JORNAL DE JUNDIAÍ (JJ) LIQUIDA DÍVIDA DE MAIS UM ACORDO JUDICIAL COM GRÁFICO. RESTAM OUTROS QUATRO E MAIS DEVEM SURGIR

Desde 2016, muitos gráficos do Jornal de Jundiaí (JJ) têm contado com a força jurídica do Sindicato da classe (Sindigráficos) para evitarem prejuízo maior de seus direitos. A empresa, que continua com a prática sistemática de atraso salarial, do FGTS, por exemplo, tem sido acionada judicialmente de forma periódica. No período, onze acordos judiciais já foram feitos para que nada ficasse sem o pagamento. Já têm outros dois novos processos. No entanto, no último mês, as parcelas de cinco dos acordos pendentes deixarem de ser pagas. Mas o JJ acaba de normalizar depois da cobrança sindical ao alertá-lo que a inadimplência chegaria ao Poder Judiciário para as duras medidas cabíveis, como aplicação de multas e penhora de bens.  

“A lei é clara nesta questão.

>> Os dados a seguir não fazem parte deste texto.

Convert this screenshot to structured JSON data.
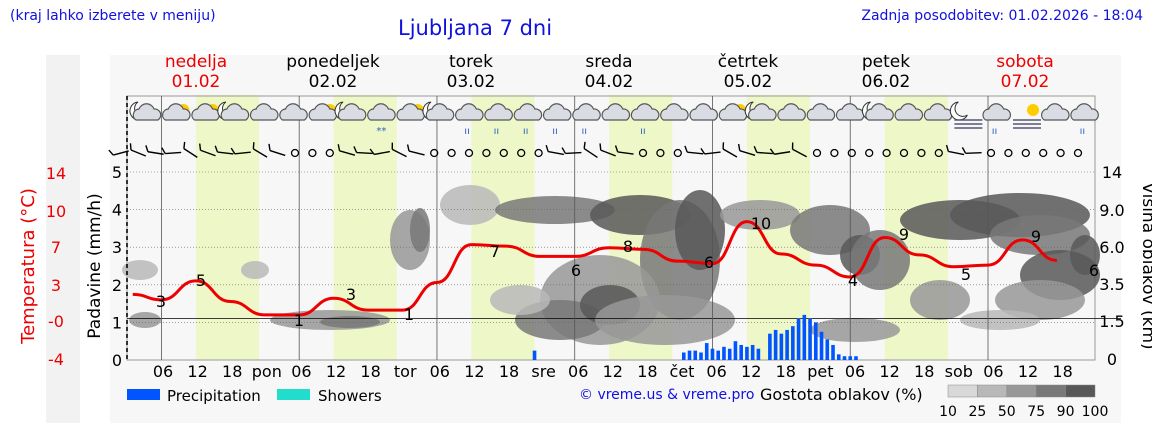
{
  "header": {
    "note": "(kraj lahko izberete v meniju)",
    "title": "Ljubljana 7 dni",
    "updated": "Zadnja posodobitev: 01.02.2026 - 18:04"
  },
  "days": [
    {
      "name": "nedelja",
      "date": "01.02",
      "color": "#ee0000"
    },
    {
      "name": "ponedeljek",
      "date": "02.02",
      "color": "#000000"
    },
    {
      "name": "torek",
      "date": "03.02",
      "color": "#000000"
    },
    {
      "name": "sreda",
      "date": "04.02",
      "color": "#000000"
    },
    {
      "name": "četrtek",
      "date": "05.02",
      "color": "#000000"
    },
    {
      "name": "petek",
      "date": "06.02",
      "color": "#000000"
    },
    {
      "name": "sobota",
      "date": "07.02",
      "color": "#ee0000"
    }
  ],
  "legend": {
    "precipitation": "Precipitation",
    "showers": "Showers",
    "credit": "© vreme.us & vreme.pro",
    "cloud_title": "Gostota oblakov (%)",
    "cloud_ticks": [
      "10",
      "25",
      "50",
      "75",
      "90",
      "100"
    ],
    "cloud_colors": [
      "#d8d8d8",
      "#b8b8b8",
      "#989898",
      "#787878",
      "#585858"
    ]
  },
  "chart_data": {
    "type": "line",
    "x_tick_labels": [
      "06",
      "12",
      "18",
      "pon",
      "06",
      "12",
      "18",
      "tor",
      "06",
      "12",
      "18",
      "sre",
      "06",
      "12",
      "18",
      "čet",
      "06",
      "12",
      "18",
      "pet",
      "06",
      "12",
      "18",
      "sob",
      "06",
      "12",
      "18"
    ],
    "y_left_precip": {
      "label": "Padavine (mm/h)",
      "ticks": [
        "0",
        "1",
        "2",
        "3",
        "4",
        "5"
      ],
      "range": [
        0,
        5
      ]
    },
    "y_left_temp": {
      "label": "Temperatura (°C)",
      "ticks": [
        "-4",
        "-0",
        "3",
        "7",
        "10",
        "14"
      ],
      "color": "#ee0000"
    },
    "y_right": {
      "label": "Višina oblakov (km)",
      "ticks": [
        "0",
        "1.5",
        "3.5",
        "6.0",
        "9.0",
        "14"
      ]
    },
    "temperature": {
      "color": "#ee0000",
      "hours": [
        19,
        24,
        30,
        36,
        42,
        48,
        54,
        60,
        66,
        72,
        78,
        84,
        90,
        96,
        102,
        108,
        114,
        120,
        126,
        132,
        138,
        144,
        150,
        156,
        162,
        168,
        174,
        180
      ],
      "values": [
        3.5,
        2.8,
        5.2,
        2.6,
        0.9,
        0.9,
        3.0,
        1.5,
        1.5,
        5.0,
        9.8,
        9.6,
        8.3,
        8.3,
        9.4,
        9.2,
        7.7,
        7.4,
        12.7,
        8.6,
        7.2,
        5.7,
        10.7,
        8.5,
        7.0,
        7.2,
        10.4,
        7.8
      ]
    },
    "temperature_labels": [
      {
        "hour": 25,
        "text": "3"
      },
      {
        "hour": 36,
        "text": "5"
      },
      {
        "hour": 61,
        "text": "1"
      },
      {
        "hour": 79,
        "text": "3"
      },
      {
        "hour": 90,
        "text": "1"
      },
      {
        "hour": 113,
        "text": "7"
      },
      {
        "hour": 126,
        "text": "6"
      },
      {
        "hour": 134,
        "text": "8"
      },
      {
        "hour": 149,
        "text": "6"
      },
      {
        "hour": 159,
        "text": "10"
      },
      {
        "hour": 174,
        "text": "4"
      },
      {
        "hour": 183,
        "text": "9"
      },
      {
        "hour": 197,
        "text": "5"
      },
      {
        "hour": 209,
        "text": "9"
      },
      {
        "hour": 220,
        "text": "6"
      }
    ],
    "precipitation": {
      "color": "#0055ff",
      "bars": [
        {
          "hour": 89,
          "mm": 0.25
        },
        {
          "hour": 115,
          "mm": 0.2
        },
        {
          "hour": 116,
          "mm": 0.25
        },
        {
          "hour": 117,
          "mm": 0.25
        },
        {
          "hour": 118,
          "mm": 0.2
        },
        {
          "hour": 119,
          "mm": 0.45
        },
        {
          "hour": 120,
          "mm": 0.3
        },
        {
          "hour": 121,
          "mm": 0.25
        },
        {
          "hour": 122,
          "mm": 0.35
        },
        {
          "hour": 123,
          "mm": 0.3
        },
        {
          "hour": 124,
          "mm": 0.5
        },
        {
          "hour": 125,
          "mm": 0.4
        },
        {
          "hour": 126,
          "mm": 0.35
        },
        {
          "hour": 127,
          "mm": 0.4
        },
        {
          "hour": 128,
          "mm": 0.3
        },
        {
          "hour": 130,
          "mm": 0.7
        },
        {
          "hour": 131,
          "mm": 0.8
        },
        {
          "hour": 132,
          "mm": 0.7
        },
        {
          "hour": 133,
          "mm": 0.8
        },
        {
          "hour": 134,
          "mm": 0.9
        },
        {
          "hour": 135,
          "mm": 1.1
        },
        {
          "hour": 136,
          "mm": 1.2
        },
        {
          "hour": 137,
          "mm": 1.1
        },
        {
          "hour": 138,
          "mm": 1.0
        },
        {
          "hour": 139,
          "mm": 0.75
        },
        {
          "hour": 140,
          "mm": 0.55
        },
        {
          "hour": 141,
          "mm": 0.4
        },
        {
          "hour": 142,
          "mm": 0.15
        },
        {
          "hour": 143,
          "mm": 0.1
        },
        {
          "hour": 144,
          "mm": 0.1
        },
        {
          "hour": 145,
          "mm": 0.1
        },
        {
          "hour": 200,
          "mm": 0.25
        },
        {
          "hour": 222,
          "mm": 0.15
        }
      ]
    },
    "weather_icons": [
      "moon-cloud",
      "sun-cloud",
      "sun-cloud",
      "moon-cloud",
      "cloud",
      "cloud",
      "cloud-sun",
      "moon-cloud",
      "snow-cloud",
      "sun-cloud",
      "moon-cloud",
      "rain-cloud",
      "rain-cloud",
      "rain-cloud",
      "rain-cloud",
      "rain-cloud",
      "cloud",
      "rain-cloud",
      "cloud",
      "cloud",
      "sun-cloud",
      "moon-cloud",
      "cloud",
      "cloud",
      "cloud",
      "moon-cloud",
      "cloud",
      "cloud",
      "moon-fog",
      "rain-cloud",
      "fog-sun",
      "cloud",
      "rain-cloud"
    ],
    "wind": "wind barbs (W/E flags) and calm circles per 3 h",
    "grid": true,
    "cloud_density_heatmap": true
  }
}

O resultado de um processo pode ocorrer por meio da sentença final (transitado em julgado), ou via acordo judicial a ser pago parceladamente, como ocorre com gráficos do JJ. Após firmado, a empresa não pode deixar de pagar as parcelas. Se isso ocorrer, a ação entra na fase de execução, mas antes, o juiz dá como vencido os prazos de todas as parcelas e aplica uma multa pela inadimplência. Logo depois, bloqueia as contas da empresa, ou penhora outros bens, podendo ir para leilão a fim da quitação da divida trabalhista”, conta Luiz Carlos Laurindo, advogado do Sindigráficos.  Ele lembra que a inadimplência sai bem caro.

Assim, a fim de evitar tais consequências, o JJ restabeleceu o pagamento conforme a exigência do sindicato. “Com a quitação de mais uma parcela, um dos cinco acordos pendentes foi liquidado, ou seja, tudo foi pago como devia. Mas continuam quatro acordos em aberto. A maioria deles está só no início. Portanto, ainda restam muitas parcelas pela frente. O sindicato adianta que continua de olho nestes casos. Mas não somente nestes. A entidade já recebeu outras denúncias de irregularidades e a Justiça já foi acionada. “Em breve, duas audiências acontecerão e podem, a depender da vontade do trabalhador e da empresa, surgir novos acordos”, fala Luiz.

O jurista, porém, adverte o trabalhador que o acordo judicial nem sempre é sinônimo de tranquilidade e resultado certo. Embora, no caso do JJ foi a 1ª vez, desde 2016, que atrasou uma das parcelas de acordos firmados. Dos 11 acordos negociados dentro desse período, o jornal liquidou sete e outros quatro continuam”, diz Leandro Rodrigues, presidente do sindicato.